The Moon Temple is an option unique to Andean Trails, taking in some remote Inca ruins and many stunning mountain views on the way to Machu Picchu. This trek is truly off the beaten track.
Choquequirao is a tough trek of 55km / 34 miles with almost 3,000m/9,800ft of both ascent and descent. Visit two extensive sets of Inca ruins – Choquequirao first and then onto Machu Picchu, with several smaller sites on the way.
Responsible tourism: sustainability on the Inca Trail
Porter welfare is a big issue in Cusco and at SAM Travel Peru we have always ensured that our porters are paid a fair wage and are well equipped. We operate all our Inca Trail tours and alternatives treks to Machu Picchu and we are 100% Local and direct local tour operator based in Cusco
We ensure that we:
- Employ local staff, who are paid fair wages and receive free life insurance
- Provide tented accommodation and meals are provided for all trekking staff as well as foam mats, sleeping bags and rain ponchos.
- Give all staff trekking shoes.
- Ensure our porters carry a maximum of only 20kg.
- Offer them backpacks and they generally use back supports.
Looking after the environment in which we walk and work is also paramount to us here at SAM Travel Peru.
- Use clean burning fuel to cook meals
- Ensure porters carry gas stoves and butane bottles.
- Use biodegradable detergents when washing the cooking and eating utensils.
- Buy Kilometer Zero – buy fresh local produce for all of our treks from markets in each departure town.
- Provide treated water to fill up your bottle, reducing plastic use from plastic bottles
Permits and extra walks in Machu Picchu ruins
|Huayna Picchu||Machu Picchu mountain|
|You need to buy a permit in advance to walk up Huayna Picchu, with limited availability and they do sell out.|
The walk itself is a steep one-hour climb (200m in height difference), much of which is up Inca stairs.
|Just south of the site, and overlooking it, is a 500m climb, up a well-made Inca pathway to some Inca ruins atop.

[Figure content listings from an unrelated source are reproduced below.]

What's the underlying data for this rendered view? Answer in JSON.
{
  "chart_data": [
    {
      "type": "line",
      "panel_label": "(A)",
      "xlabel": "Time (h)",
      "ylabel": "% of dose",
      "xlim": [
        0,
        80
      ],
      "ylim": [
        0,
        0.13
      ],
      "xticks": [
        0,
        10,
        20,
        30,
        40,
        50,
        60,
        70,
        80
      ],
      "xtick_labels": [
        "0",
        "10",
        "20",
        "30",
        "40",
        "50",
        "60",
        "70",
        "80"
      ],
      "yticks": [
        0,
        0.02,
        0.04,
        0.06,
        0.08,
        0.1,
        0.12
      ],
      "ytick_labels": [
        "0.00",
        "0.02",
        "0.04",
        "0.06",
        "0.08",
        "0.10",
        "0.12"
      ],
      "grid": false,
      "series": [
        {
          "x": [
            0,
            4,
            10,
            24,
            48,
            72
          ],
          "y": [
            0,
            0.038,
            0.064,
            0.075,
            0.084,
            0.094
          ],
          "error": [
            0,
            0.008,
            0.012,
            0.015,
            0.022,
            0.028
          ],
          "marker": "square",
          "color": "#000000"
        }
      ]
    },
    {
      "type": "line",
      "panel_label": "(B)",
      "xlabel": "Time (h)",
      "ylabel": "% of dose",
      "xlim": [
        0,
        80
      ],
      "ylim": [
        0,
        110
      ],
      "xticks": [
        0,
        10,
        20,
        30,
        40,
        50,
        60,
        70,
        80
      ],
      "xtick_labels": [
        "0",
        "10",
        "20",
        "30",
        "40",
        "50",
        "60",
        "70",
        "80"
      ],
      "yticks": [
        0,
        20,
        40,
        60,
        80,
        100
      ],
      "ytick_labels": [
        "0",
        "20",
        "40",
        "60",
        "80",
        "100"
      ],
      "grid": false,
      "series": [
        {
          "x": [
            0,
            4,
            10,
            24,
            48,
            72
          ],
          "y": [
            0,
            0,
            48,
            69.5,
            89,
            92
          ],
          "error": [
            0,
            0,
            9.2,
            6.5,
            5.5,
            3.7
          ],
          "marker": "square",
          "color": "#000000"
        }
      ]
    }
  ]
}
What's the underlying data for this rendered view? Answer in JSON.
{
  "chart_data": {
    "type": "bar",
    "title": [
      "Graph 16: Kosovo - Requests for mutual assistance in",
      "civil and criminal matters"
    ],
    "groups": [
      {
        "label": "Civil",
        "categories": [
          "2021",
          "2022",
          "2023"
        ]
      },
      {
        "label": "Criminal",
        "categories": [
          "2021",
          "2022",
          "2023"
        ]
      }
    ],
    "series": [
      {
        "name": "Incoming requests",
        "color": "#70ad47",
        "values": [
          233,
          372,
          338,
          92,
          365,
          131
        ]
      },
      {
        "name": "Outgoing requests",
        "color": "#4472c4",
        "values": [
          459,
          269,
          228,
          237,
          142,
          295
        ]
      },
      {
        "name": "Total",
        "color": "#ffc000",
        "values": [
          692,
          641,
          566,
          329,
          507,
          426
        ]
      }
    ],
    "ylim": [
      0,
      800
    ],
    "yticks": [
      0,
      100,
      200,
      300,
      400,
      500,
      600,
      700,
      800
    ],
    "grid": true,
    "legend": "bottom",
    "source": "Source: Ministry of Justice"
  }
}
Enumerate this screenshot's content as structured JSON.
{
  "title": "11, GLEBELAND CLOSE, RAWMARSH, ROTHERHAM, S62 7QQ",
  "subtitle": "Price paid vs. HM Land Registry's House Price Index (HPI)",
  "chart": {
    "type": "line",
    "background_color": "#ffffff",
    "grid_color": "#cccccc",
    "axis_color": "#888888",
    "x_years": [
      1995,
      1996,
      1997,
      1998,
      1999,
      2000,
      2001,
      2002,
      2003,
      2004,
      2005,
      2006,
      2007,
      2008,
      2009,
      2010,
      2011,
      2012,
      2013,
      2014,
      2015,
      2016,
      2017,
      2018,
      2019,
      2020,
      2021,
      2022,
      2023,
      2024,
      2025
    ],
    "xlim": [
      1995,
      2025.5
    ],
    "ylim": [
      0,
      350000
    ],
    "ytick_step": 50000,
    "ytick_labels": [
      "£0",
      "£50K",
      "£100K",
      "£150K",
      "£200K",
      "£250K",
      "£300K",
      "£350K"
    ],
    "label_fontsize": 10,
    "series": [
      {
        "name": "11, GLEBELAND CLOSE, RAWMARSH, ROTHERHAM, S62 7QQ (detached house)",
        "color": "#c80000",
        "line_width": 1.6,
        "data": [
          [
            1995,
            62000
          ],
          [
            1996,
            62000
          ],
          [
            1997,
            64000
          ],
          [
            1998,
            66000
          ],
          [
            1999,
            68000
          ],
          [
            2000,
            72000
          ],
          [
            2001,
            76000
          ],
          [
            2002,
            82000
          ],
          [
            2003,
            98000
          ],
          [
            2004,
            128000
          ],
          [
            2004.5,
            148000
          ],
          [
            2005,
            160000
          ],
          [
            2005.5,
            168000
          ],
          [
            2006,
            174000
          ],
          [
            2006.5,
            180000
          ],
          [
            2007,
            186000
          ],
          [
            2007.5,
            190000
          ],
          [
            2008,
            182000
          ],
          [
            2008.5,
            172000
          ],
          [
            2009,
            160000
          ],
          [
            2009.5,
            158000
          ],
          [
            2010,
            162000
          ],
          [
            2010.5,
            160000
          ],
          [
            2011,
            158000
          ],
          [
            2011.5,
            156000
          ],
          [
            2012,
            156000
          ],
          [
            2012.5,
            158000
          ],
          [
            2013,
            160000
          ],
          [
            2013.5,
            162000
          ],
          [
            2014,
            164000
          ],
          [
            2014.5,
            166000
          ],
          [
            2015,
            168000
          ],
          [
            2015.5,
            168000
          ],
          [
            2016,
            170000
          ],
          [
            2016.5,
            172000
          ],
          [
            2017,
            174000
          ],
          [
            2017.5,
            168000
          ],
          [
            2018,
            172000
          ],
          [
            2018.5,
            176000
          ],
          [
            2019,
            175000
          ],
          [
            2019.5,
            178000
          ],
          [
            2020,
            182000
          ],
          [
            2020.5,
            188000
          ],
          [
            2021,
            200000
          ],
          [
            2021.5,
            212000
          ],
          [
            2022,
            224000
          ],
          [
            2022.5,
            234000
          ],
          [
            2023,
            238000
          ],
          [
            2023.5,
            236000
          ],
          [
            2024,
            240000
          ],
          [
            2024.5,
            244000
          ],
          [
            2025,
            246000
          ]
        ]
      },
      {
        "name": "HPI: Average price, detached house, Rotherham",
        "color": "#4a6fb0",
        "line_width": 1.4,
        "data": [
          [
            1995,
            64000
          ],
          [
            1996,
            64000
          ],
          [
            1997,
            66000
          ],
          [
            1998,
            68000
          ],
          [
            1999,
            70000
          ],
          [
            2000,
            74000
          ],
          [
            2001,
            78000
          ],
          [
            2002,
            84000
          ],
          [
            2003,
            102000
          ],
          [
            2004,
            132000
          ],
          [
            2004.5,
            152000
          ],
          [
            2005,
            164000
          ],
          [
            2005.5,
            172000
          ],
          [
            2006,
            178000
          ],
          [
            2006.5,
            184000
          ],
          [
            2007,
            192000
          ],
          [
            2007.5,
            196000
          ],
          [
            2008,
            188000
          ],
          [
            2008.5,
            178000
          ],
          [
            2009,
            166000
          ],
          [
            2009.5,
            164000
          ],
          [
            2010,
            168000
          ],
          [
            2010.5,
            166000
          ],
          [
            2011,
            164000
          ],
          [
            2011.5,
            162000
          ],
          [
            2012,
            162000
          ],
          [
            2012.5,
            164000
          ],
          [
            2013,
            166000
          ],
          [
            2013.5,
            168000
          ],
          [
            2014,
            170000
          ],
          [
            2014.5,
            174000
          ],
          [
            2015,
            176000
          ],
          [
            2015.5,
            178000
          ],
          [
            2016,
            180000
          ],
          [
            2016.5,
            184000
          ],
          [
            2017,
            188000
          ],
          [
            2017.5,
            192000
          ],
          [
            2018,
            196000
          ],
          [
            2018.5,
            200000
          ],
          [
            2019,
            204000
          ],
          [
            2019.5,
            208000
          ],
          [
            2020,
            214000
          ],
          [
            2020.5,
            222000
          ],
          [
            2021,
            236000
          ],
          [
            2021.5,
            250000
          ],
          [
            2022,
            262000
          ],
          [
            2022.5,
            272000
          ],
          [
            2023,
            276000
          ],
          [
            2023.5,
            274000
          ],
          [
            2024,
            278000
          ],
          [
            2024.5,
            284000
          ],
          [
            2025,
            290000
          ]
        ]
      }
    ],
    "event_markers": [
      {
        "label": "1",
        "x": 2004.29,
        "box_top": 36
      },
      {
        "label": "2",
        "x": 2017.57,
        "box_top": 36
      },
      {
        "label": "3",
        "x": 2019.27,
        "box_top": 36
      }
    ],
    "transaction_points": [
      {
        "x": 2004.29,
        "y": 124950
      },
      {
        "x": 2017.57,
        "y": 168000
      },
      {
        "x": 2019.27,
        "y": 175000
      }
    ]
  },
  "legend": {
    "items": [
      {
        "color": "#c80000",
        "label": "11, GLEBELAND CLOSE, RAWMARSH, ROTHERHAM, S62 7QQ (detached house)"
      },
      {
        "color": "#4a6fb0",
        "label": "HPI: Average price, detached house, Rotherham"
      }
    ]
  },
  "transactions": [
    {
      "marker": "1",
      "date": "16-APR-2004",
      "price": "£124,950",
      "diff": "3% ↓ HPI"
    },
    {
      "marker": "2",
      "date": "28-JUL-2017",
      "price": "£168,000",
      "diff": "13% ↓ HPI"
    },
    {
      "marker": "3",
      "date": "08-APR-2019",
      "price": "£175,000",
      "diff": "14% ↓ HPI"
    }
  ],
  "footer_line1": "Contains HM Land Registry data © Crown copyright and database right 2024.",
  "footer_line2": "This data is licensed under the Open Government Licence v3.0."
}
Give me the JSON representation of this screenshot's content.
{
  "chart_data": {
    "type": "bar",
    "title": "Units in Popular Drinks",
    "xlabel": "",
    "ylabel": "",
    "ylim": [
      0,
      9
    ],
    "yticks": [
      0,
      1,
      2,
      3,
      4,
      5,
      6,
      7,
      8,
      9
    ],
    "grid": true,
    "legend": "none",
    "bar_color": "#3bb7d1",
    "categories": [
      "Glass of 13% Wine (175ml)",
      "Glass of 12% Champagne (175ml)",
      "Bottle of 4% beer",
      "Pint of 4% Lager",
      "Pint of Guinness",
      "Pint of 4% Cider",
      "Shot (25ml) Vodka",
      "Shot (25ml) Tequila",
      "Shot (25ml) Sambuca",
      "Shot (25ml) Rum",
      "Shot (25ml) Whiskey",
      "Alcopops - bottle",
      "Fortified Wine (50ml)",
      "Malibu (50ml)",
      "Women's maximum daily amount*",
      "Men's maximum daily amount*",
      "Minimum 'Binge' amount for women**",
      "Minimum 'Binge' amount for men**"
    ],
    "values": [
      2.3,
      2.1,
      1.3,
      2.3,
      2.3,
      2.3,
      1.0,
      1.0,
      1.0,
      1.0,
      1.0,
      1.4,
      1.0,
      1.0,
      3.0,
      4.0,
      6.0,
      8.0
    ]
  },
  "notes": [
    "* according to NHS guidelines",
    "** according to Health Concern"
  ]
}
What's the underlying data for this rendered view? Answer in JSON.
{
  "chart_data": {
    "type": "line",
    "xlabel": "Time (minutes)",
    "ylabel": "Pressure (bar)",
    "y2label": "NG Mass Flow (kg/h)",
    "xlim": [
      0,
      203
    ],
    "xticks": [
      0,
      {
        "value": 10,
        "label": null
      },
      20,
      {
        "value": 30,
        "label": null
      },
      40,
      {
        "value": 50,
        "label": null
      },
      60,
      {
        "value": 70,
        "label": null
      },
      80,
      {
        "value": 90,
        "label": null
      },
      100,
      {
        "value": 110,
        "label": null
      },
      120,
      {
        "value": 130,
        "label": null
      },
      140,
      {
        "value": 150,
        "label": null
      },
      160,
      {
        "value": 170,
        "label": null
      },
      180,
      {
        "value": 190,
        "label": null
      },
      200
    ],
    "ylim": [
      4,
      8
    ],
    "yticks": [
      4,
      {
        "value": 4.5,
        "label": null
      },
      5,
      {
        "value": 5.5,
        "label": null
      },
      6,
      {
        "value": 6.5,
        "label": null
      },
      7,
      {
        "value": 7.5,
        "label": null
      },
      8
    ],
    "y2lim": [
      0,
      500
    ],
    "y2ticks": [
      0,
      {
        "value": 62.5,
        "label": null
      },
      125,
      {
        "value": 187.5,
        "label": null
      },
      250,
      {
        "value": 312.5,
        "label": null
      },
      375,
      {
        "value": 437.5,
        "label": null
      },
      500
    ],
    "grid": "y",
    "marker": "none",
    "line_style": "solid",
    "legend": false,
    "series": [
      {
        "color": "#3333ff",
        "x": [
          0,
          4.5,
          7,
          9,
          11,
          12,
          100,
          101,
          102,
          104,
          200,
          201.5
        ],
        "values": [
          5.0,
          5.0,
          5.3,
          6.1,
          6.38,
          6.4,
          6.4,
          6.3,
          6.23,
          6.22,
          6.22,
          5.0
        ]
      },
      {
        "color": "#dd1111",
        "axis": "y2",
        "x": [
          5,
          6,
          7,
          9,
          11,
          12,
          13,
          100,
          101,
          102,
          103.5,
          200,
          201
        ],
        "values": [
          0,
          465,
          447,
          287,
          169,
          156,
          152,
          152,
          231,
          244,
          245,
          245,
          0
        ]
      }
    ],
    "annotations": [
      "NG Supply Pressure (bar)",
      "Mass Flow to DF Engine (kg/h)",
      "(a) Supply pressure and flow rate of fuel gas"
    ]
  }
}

Allow two (sweaty) hours each way through lush forest, keeping a lookout for interesting birds, flowers and snakes sunbathing on the path.|
See more detailed information about the extra hikes in Machu Picchu here!
Other useful tips
- Get trekking fit before you go!
- Learn some local language and interact
- Respect local beliefs and customs, even if they differ from yours
- Bring a water bottle
- Book in advance as permits sell out fast
History of the Inca Trail
The Incas used roads as the spine of their empire, connecting distant towns and sites using llamas to carry goods, ever expanding up to and during the 15th century.
When the Spanish invaded in the 1500s, for reasons unknown they never found the ruins of Machu Picchu, considered the most astronomically significant place in the Inca domain.
It remained hidden until Hiram Bingham famously ‘discovered’ Machu Picchu in 1911. On a later visit in 1915, he noted a trail leading from Patallacta in the direction of Machu Picchu. It is Patallacta the Inca site that modern day Inca Trail trekkers visit first after disembarking from the train at KM82.
Explorer Paul Fejos arrived in the 1940s to follow that clue from Bingham, clearing the path for what forms the basis of the trek we know today.
In the 1970s backpackers were able to follow a rough map to Machu Picchu – no guides or permits needed – and the increasing popularity of the trek and the ruins has led us to the modern-day permit system.